Why China Hasn’t Stopped North Korea and Probably Won’t
Senators John McCain and Al Franken are right. North Korea murdered Otto Warmbier, the 22-year old University of Virginia student sentenced to 15 years of hard labor for allegedly stealing a propaganda poster from his hotel and shipped home last week with a fatal brain injury. It doesn’t matter whether or not the North Korean government killed Otto on purpose. Under American law, if you even accidentally kill someone during the commission of a serious crime, you will be charged with felony murder. If enslaving a tourist for a minor infraction he may not have even committed isn’t a felony, we might as well drop the word from our vocabulary and laws.
American officials met with a Chinese government delegation in Washington this week to discuss the burgeoning missile crisis on the Korean Peninsula with Warmbier’s grotesque treatment at the hands of North Korea’s Caligula added to the list of American grievances. We air those grievances to China because it’s the only country with any serious leverage over North Korea short of gunboat diplomacy.

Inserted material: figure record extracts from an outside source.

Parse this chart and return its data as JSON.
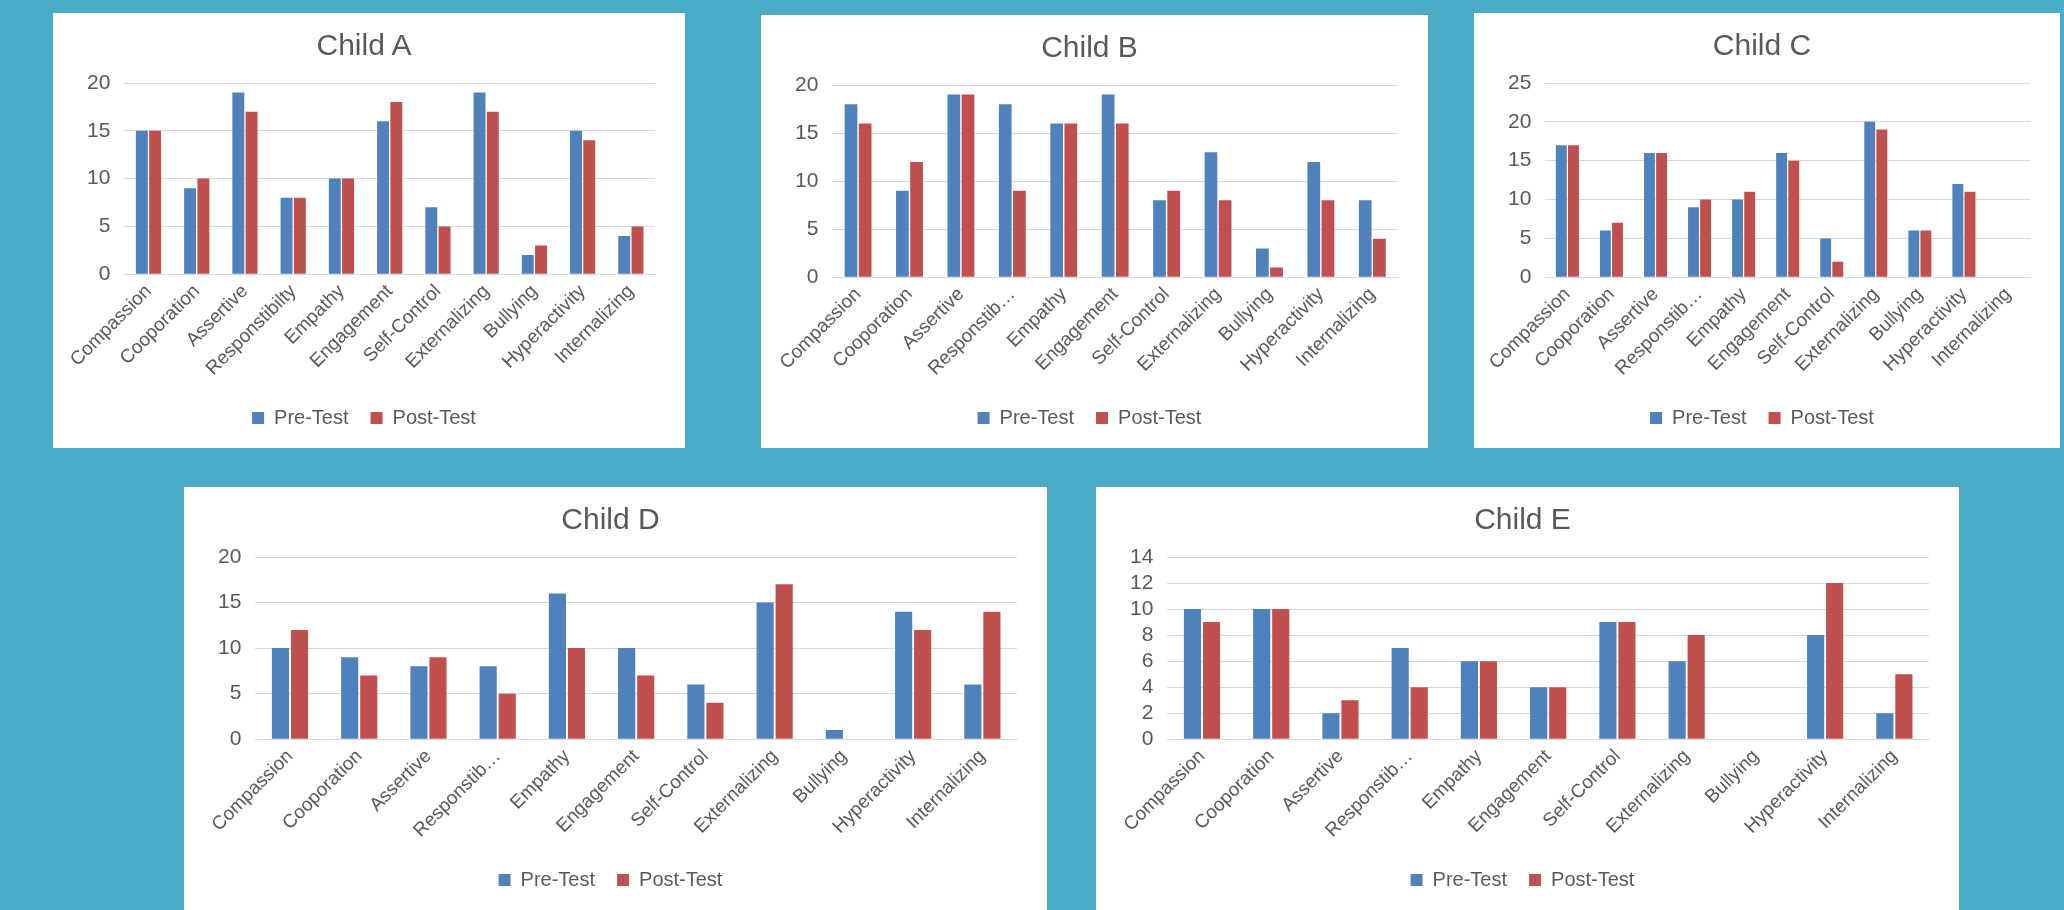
{
  "chart_data": [
    {
      "type": "bar",
      "title": "Child A",
      "categories": [
        "Compassion",
        "Cooporation",
        "Assertive",
        "Responstibilty",
        "Empathy",
        "Engagement",
        "Self-Control",
        "Externalizing",
        "Bullying",
        "Hyperactivity",
        "Internalizing"
      ],
      "series": [
        {
          "name": "Pre-Test",
          "color": "#4f81bd",
          "values": [
            15,
            9,
            19,
            8,
            10,
            16,
            7,
            19,
            2,
            15,
            4
          ]
        },
        {
          "name": "Post-Test",
          "color": "#c0504d",
          "values": [
            15,
            10,
            17,
            8,
            10,
            18,
            5,
            17,
            3,
            14,
            5
          ]
        }
      ],
      "ylim": [
        0,
        20
      ],
      "yticks": [
        0,
        5,
        10,
        15,
        20
      ],
      "grid": "y",
      "legend": "bottom"
    },
    {
      "type": "bar",
      "title": "Child B",
      "categories": [
        "Compassion",
        "Cooporation",
        "Assertive",
        "Responstib…",
        "Empathy",
        "Engagement",
        "Self-Control",
        "Externalizing",
        "Bullying",
        "Hyperactivity",
        "Internalizing"
      ],
      "series": [
        {
          "name": "Pre-Test",
          "color": "#4f81bd",
          "values": [
            18,
            9,
            19,
            18,
            16,
            19,
            8,
            13,
            3,
            12,
            8
          ]
        },
        {
          "name": "Post-Test",
          "color": "#c0504d",
          "values": [
            16,
            12,
            19,
            9,
            16,
            16,
            9,
            8,
            1,
            8,
            4
          ]
        }
      ],
      "ylim": [
        0,
        20
      ],
      "yticks": [
        0,
        5,
        10,
        15,
        20
      ],
      "grid": "y",
      "legend": "bottom"
    },
    {
      "type": "bar",
      "title": "Child C",
      "categories": [
        "Compassion",
        "Cooporation",
        "Assertive",
        "Responstib…",
        "Empathy",
        "Engagement",
        "Self-Control",
        "Externalizing",
        "Bullying",
        "Hyperactivity",
        "Internalizing"
      ],
      "series": [
        {
          "name": "Pre-Test",
          "color": "#4f81bd",
          "values": [
            17,
            6,
            16,
            9,
            10,
            16,
            5,
            20,
            6,
            12,
            null
          ]
        },
        {
          "name": "Post-Test",
          "color": "#c0504d",
          "values": [
            17,
            7,
            16,
            10,
            11,
            15,
            2,
            19,
            6,
            11,
            null
          ]
        }
      ],
      "ylim": [
        0,
        25
      ],
      "yticks": [
        0,
        5,
        10,
        15,
        20,
        25
      ],
      "grid": "y",
      "legend": "bottom"
    },
    {
      "type": "bar",
      "title": "Child D",
      "categories": [
        "Compassion",
        "Cooporation",
        "Assertive",
        "Responstib…",
        "Empathy",
        "Engagement",
        "Self-Control",
        "Externalizing",
        "Bullying",
        "Hyperactivity",
        "Internalizing"
      ],
      "series": [
        {
          "name": "Pre-Test",
          "color": "#4f81bd",
          "values": [
            10,
            9,
            8,
            8,
            16,
            10,
            6,
            15,
            1,
            14,
            6
          ]
        },
        {
          "name": "Post-Test",
          "color": "#c0504d",
          "values": [
            12,
            7,
            9,
            5,
            10,
            7,
            4,
            17,
            0,
            12,
            14
          ]
        }
      ],
      "ylim": [
        0,
        20
      ],
      "yticks": [
        0,
        5,
        10,
        15,
        20
      ],
      "grid": "y",
      "legend": "bottom"
    },
    {
      "type": "bar",
      "title": "Child E",
      "categories": [
        "Compassion",
        "Cooporation",
        "Assertive",
        "Responstib…",
        "Empathy",
        "Engagement",
        "Self-Control",
        "Externalizing",
        "Bullying",
        "Hyperactivity",
        "Internalizing"
      ],
      "series": [
        {
          "name": "Pre-Test",
          "color": "#4f81bd",
          "values": [
            10,
            10,
            2,
            7,
            6,
            4,
            9,
            6,
            0,
            8,
            2
          ]
        },
        {
          "name": "Post-Test",
          "color": "#c0504d",
          "values": [
            9,
            10,
            3,
            4,
            6,
            4,
            9,
            8,
            0,
            12,
            5
          ]
        }
      ],
      "ylim": [
        0,
        14
      ],
      "yticks": [
        0,
        2,
        4,
        6,
        8,
        10,
        12,
        14
      ],
      "grid": "y",
      "legend": "bottom"
    }
  ]
}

China is North Korea’s largest trade partner—virtually its only trade partner. North Korea is so isolated from the rest of the world that China can exert a significant amount of economic pressure, but it can only work if it hurts “Supreme Leader” Kim Jong-Un and his inner circle. The regime has already proven itself staggeringly indifferent to widespread human suffering inside its borders. Hundreds of thousands of people starved to death in the 1990s, and hundreds of thousands more toil away in Stalinist-style slave labor camps where 25 percent of the population dies every year.
The Chinese tend to oppose crippling sanctions, however, not because they value their trade deals with Pyongyang –they don’t—but because they think the status quo is just peachy. They don’t want a nuclear war on the Korean Peninsula for obvious reasons (look at a map), but they want to maintain a strident and bellicose anti-American regime there as long as possible. If they could have their way, they’d freeze Korea’s politics in amber forever.
Sure, Pyongyang is a pain. Worse, though, from Beijing’s point of view, is Korea going the way of Germany after the fall of the Berlin Wall, with pro-Western unification following a collapse on the communist side. China is the natural hegemon in East Asia. Having a virulently anti-Western, anti-Japanese and anti-South Korean sore in the region keeps China’s competitors preoccupied and in check. Beijing has leverage over Pyongyang at the moment, but if the Kim dynasty falls, Pyongyang may not be the capital of anything any longer.
The Chinese likewise don’t want a substantial portion of North Korea’s 25 million people surging over the border if the regime collapses and isn’t replaced at once by something stable. And let’s not kid ourselves. A post-communist North Korea would barely resemble post-communist East Germany. Compared to North Korea, East Germany circa 1989 was practically Switzerland. Even post-Saddam Iraq and post-Qaddafi Libya were more advanced than North Korea is now.
And the Chinese government doesn’t give a flying fork about human rights abuses there or anywhere else. Its own human rights record is plenty dismal enough. The only reason Otto Warmbier’s death even registers is because it’s prompting the United States to ratchet up pressure on China to ratchet up its own pressure on North Korea.
Last month, my colleague Gordon Chang showed that Beijing is still protecting its client from the United States and the rest of the world. In late May, Chinese fighter jets intercepted an American WC-135 plane in international airspace “sniffing” for radiation following a possible North Korean nuclear test. “The incident,” he wrote here at World Affairs, “is totally in keeping with China’s long history of insincerity characterized by empty, false, feigned, and betrayed promises to rein in the Kim regime.”
He also argues that the Chinese government’s deportation of asylum-seeking North Korean refugees as “economic migrants” violates the UN’s 1951 Refugee Convention which it has agreed to. These people aren’t economic migrants, nor would they put the least bit of strain on China’s economy. They want the Chinese to deport them—to South Korea rather than back to the North where they will be imprisoned or executed.
Why won’t Beijing ship them to Seoul? Simple. China’s rulers want North Korea’s would-be refugees to stay right where they are. A critical mass of them could pose an existential threat to their client. Both governments understand this perfectly well. After all, on the rare occasions when Beijing is sufficiently disgruntled with Pyongyang, it does allow refugees to pass through its territory to Seoul.
While China is potentially part of the solution, it’s still part of the problem. Short of extraordinary American pressure, that’s not going to change.